D'autres lui ont emboîté le pas, comme Bertrand Delanoë ou Dominique Bussereau, le sous ministre aux Transports. On sent d'ailleurs toute la gène du gouvernement dans le domaine, insistant sur le fait que TOTAL a déjà financé une partie de la prime à la cuve en 2007.
C'est bien... mais pas assez. La prime à la cuve a coûté 70 millions d'euros en 2006 (quand elle est passée à 150€). TOTAL aurait pu la financer TOTALEMENT !
Bien sur, on peut, comme le fait Seb, sur Caréagit, mettre en avant le fait que les taxes représentent près de 60% du prix du carburant à la pompe et que celui qui se goinfre le plus dans l'histoire, c'est l'état. Il n'a pas tort, je dois le reconnaître mais l'état s'est privé volontairement de ressources financières (en réduisant les impôts par la loi TEPA, par exemple), il ne peut donc pas se priver d'une autre. De plus, baisser les taxes sur le carburant aurait un effet pervers en n'incitant pas les utilisateurs à se tourner vers les énergies alternatives.
Là ou nos avis divergent ( et c'est beaucoup trop, même pour un gourmand) c'est dans le rôle que doit tenir l'état. Quand l'entreprise privée faillit à son rôle dans la collectivité, dont elle fait partie intégrante, l'état doit l'obliger à tenir son rôle ou le tenir à sa place.
L'état doit donc absolument jouer un rôle de préparateur d'avenir de la collectivité, pour éviter que, dans 10 ou 20 ans, de nouvelles crises comme celles qui touchent les pêcheurs ou les transporteurs routiers en ce moment ne se renouvellent. C'est au gouvernement Fillon de jouer sa part dans ce qui assurera l'avenir des français, et ne pas faire ce qu'il reproche à ses prédécesseurs, attendre !

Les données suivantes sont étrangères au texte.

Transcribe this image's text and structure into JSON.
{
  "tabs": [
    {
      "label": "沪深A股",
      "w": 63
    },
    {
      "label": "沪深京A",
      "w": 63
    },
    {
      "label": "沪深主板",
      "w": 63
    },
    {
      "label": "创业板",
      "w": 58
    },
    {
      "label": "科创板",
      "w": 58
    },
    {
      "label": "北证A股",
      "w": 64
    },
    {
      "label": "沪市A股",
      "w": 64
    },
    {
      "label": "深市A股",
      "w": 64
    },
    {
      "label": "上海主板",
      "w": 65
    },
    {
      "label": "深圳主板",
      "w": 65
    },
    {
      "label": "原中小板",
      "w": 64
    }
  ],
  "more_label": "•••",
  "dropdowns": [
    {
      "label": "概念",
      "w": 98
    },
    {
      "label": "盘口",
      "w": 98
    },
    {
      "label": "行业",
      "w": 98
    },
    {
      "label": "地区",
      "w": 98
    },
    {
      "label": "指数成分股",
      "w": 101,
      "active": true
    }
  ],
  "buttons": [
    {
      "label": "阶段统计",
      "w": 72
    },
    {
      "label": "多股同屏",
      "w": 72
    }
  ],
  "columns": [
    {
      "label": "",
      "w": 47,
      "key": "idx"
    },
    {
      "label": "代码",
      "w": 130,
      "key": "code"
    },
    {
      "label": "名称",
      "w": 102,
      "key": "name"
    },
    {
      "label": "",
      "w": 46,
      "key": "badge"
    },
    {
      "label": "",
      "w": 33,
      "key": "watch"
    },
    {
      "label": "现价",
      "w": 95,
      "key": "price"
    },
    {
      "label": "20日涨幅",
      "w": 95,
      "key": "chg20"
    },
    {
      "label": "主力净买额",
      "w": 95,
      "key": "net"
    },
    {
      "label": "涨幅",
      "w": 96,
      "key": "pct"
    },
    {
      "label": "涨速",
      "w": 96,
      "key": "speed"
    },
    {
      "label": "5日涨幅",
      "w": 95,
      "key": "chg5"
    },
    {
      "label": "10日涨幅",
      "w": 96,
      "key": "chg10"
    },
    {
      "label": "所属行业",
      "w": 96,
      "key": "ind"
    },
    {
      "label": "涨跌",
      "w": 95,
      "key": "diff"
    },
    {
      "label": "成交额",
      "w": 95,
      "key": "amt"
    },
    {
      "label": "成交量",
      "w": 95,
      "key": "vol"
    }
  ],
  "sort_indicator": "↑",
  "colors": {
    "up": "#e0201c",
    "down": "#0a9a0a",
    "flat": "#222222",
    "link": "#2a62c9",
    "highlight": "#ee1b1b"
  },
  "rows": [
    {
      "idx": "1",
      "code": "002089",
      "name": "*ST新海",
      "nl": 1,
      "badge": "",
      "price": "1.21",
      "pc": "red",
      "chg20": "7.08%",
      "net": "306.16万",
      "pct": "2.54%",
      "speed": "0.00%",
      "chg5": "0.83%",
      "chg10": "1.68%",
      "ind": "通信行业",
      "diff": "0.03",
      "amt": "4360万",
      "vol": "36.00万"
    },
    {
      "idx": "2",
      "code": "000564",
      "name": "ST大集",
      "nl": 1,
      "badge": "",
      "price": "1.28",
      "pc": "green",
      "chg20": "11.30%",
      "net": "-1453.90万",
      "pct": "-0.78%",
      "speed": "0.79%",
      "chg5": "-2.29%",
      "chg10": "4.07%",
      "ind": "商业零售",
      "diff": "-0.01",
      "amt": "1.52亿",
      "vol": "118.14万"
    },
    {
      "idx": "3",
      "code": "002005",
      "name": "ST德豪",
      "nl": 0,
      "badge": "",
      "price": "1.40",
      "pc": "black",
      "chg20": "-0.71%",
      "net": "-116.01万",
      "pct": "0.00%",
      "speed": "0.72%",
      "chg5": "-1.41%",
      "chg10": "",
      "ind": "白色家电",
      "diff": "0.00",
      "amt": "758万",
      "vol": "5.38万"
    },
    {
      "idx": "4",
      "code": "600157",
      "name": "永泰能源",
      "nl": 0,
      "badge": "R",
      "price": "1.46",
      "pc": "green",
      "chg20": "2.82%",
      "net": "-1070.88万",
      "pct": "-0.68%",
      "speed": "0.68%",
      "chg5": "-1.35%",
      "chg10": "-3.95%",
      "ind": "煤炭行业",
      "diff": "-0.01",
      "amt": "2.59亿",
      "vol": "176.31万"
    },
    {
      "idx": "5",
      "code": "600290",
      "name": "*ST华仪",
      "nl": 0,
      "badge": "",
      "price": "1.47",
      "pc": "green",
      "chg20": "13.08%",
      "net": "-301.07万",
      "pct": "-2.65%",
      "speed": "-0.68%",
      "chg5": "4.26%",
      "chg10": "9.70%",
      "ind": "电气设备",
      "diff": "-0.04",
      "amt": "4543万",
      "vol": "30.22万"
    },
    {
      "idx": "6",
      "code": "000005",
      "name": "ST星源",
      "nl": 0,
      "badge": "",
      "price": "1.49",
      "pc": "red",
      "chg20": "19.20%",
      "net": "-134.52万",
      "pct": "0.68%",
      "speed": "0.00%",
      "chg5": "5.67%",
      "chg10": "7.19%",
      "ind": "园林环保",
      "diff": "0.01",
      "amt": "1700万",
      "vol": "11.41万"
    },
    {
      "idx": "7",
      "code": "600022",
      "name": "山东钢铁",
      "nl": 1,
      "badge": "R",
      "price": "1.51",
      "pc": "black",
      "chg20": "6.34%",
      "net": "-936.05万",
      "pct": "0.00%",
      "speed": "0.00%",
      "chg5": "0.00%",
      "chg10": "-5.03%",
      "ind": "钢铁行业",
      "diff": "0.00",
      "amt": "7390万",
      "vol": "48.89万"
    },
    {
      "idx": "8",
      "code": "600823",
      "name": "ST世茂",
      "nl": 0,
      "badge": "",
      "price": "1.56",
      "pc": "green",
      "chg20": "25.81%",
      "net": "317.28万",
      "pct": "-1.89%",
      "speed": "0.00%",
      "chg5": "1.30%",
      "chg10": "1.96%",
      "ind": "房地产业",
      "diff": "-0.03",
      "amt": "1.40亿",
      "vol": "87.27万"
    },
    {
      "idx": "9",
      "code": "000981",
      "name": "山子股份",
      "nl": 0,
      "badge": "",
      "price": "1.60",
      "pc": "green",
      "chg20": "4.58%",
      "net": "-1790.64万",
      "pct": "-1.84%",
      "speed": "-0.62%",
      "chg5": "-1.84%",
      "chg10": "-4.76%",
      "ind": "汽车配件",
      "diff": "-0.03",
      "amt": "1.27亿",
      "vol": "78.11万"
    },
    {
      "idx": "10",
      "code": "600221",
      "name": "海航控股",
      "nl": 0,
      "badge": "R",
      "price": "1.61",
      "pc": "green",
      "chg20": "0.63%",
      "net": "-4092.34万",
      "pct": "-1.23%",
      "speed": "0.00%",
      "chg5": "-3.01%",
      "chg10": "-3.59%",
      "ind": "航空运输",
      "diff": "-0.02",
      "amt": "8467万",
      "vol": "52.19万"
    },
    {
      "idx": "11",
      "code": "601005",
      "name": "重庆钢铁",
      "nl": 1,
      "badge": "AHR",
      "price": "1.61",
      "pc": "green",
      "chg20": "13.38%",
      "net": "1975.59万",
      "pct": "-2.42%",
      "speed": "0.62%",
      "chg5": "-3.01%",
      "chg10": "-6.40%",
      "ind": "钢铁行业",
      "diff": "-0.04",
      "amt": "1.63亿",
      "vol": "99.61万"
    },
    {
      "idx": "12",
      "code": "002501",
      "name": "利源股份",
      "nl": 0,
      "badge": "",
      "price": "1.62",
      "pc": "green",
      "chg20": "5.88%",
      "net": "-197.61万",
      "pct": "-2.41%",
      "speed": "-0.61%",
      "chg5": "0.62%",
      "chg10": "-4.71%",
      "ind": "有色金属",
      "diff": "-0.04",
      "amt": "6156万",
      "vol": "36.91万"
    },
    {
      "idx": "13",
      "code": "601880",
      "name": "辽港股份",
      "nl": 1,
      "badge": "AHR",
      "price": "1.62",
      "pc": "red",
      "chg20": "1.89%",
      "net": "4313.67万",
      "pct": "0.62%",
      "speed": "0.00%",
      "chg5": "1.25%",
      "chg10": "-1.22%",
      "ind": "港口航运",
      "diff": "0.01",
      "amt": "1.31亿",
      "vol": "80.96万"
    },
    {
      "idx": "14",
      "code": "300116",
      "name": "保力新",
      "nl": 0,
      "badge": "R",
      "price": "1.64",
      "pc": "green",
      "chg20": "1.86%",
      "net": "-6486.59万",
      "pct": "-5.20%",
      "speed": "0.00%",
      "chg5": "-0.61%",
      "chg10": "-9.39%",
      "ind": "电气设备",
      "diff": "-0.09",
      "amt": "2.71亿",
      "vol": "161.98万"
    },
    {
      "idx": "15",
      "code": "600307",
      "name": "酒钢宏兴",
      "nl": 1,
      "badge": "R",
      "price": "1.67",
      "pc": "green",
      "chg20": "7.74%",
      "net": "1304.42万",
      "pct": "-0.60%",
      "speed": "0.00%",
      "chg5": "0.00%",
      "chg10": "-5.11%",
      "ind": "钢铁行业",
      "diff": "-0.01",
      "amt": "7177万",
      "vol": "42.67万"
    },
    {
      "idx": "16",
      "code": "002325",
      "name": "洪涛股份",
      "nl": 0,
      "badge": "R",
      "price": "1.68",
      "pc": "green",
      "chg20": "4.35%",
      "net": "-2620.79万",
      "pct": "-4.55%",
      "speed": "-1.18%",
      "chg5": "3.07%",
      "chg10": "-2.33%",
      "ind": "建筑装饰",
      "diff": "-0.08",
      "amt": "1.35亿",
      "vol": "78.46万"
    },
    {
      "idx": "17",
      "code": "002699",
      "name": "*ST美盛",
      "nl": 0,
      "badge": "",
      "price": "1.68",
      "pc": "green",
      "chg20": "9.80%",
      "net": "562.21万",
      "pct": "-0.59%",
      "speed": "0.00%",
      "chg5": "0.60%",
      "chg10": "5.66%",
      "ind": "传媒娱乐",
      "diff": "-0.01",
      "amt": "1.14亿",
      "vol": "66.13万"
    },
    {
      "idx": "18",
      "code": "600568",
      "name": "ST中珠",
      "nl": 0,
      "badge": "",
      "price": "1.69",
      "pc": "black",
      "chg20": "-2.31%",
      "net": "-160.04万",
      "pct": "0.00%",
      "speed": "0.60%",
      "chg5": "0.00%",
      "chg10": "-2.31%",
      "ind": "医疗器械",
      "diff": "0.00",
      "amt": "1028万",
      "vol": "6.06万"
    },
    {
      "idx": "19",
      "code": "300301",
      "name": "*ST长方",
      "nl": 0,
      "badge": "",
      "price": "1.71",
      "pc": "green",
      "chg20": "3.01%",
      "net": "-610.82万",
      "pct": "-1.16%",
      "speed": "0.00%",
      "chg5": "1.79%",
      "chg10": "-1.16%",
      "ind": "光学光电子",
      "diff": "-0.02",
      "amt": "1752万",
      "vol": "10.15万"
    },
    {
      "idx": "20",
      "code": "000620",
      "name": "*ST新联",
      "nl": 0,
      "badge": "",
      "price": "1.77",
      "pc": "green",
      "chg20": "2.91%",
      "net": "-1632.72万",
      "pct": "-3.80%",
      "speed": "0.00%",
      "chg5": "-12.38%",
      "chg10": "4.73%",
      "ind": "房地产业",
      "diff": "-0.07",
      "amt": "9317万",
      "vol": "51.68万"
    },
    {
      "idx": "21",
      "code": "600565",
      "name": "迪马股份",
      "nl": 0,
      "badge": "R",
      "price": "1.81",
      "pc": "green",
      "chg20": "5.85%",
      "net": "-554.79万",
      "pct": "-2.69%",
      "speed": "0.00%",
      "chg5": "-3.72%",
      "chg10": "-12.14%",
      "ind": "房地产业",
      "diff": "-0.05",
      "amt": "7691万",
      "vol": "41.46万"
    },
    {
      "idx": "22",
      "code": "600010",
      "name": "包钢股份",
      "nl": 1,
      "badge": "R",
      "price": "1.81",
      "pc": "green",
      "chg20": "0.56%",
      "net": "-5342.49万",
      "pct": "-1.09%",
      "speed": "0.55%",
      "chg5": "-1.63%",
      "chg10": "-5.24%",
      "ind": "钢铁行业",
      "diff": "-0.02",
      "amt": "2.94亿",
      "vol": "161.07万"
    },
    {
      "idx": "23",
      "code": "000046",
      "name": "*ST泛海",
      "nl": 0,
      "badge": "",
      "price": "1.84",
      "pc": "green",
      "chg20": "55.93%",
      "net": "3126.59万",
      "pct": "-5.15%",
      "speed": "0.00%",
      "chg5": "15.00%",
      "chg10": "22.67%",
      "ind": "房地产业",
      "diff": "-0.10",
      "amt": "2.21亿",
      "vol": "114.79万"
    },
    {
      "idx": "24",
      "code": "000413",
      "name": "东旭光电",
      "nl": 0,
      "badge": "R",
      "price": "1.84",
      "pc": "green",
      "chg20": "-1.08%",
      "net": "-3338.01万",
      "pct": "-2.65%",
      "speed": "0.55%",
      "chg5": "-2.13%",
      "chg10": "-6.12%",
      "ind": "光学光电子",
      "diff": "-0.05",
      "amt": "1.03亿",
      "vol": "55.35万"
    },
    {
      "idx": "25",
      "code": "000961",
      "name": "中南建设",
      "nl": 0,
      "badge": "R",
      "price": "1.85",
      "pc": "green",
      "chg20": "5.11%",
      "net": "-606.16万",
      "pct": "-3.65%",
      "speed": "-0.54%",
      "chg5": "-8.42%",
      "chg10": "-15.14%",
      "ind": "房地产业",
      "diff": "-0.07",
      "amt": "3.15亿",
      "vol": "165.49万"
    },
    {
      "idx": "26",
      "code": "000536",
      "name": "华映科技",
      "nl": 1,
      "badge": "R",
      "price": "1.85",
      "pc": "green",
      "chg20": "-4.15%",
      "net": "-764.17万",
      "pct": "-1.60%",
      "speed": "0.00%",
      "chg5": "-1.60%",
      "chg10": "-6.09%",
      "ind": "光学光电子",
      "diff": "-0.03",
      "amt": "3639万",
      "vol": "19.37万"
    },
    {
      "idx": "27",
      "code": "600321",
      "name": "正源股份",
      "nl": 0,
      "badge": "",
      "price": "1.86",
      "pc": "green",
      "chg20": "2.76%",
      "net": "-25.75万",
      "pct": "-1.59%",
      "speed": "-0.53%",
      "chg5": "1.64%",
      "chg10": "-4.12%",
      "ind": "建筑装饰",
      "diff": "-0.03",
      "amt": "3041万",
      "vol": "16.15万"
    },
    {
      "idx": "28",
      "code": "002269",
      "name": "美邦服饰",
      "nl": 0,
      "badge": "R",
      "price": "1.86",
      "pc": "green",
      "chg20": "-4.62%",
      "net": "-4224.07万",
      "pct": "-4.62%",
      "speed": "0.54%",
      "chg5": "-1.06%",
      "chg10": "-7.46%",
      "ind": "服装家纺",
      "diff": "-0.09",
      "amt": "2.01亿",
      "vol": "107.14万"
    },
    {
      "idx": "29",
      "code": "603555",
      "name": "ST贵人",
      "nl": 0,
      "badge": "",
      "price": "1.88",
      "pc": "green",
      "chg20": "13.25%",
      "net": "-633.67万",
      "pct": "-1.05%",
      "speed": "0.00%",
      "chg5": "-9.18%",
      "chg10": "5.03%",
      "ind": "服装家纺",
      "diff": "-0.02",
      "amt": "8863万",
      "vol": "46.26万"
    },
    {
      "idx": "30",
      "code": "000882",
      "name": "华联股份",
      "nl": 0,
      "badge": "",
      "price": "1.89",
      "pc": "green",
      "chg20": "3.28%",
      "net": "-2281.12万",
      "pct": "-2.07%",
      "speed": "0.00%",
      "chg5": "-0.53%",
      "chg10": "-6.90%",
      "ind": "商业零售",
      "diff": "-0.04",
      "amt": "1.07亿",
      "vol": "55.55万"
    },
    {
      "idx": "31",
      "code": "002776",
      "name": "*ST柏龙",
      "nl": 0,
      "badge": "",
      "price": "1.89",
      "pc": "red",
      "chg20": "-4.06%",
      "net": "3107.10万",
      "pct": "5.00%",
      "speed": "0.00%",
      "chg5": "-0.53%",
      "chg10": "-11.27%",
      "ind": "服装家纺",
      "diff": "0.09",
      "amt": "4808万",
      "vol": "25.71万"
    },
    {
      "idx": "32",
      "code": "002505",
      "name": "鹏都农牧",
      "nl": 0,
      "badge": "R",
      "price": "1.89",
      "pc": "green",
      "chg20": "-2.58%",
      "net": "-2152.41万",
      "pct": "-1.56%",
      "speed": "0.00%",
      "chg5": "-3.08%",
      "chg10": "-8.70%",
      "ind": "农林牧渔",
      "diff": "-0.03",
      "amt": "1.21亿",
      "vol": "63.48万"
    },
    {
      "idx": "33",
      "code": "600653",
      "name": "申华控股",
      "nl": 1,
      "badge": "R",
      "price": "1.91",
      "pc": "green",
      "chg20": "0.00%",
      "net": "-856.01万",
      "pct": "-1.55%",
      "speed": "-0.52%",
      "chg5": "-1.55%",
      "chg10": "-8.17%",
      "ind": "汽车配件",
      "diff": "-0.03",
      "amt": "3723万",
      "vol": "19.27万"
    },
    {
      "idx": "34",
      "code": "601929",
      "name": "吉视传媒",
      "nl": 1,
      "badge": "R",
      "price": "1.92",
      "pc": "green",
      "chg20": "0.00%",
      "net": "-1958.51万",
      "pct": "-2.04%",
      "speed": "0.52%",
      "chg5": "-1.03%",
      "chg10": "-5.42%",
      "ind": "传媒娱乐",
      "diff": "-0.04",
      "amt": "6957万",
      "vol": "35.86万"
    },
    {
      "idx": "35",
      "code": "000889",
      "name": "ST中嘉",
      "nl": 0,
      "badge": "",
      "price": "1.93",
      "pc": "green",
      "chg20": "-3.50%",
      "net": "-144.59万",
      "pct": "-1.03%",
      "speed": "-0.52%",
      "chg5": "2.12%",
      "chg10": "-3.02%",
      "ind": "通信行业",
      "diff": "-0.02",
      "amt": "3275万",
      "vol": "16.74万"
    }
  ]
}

En revanche, il ne faut pas se leurrer ; TOTAL n'est pas la seule entreprise à profiter de la situation de crise, et les actes du gouvernement actuel aident les entreprises à faire de plus gros profits, malgré les problèmes. Ce n'est donc pas seulement TOTAL qu'il faudrait ponctionner... Jetez donc un oeil aux entreprises du CAC40, et vous comprendrez.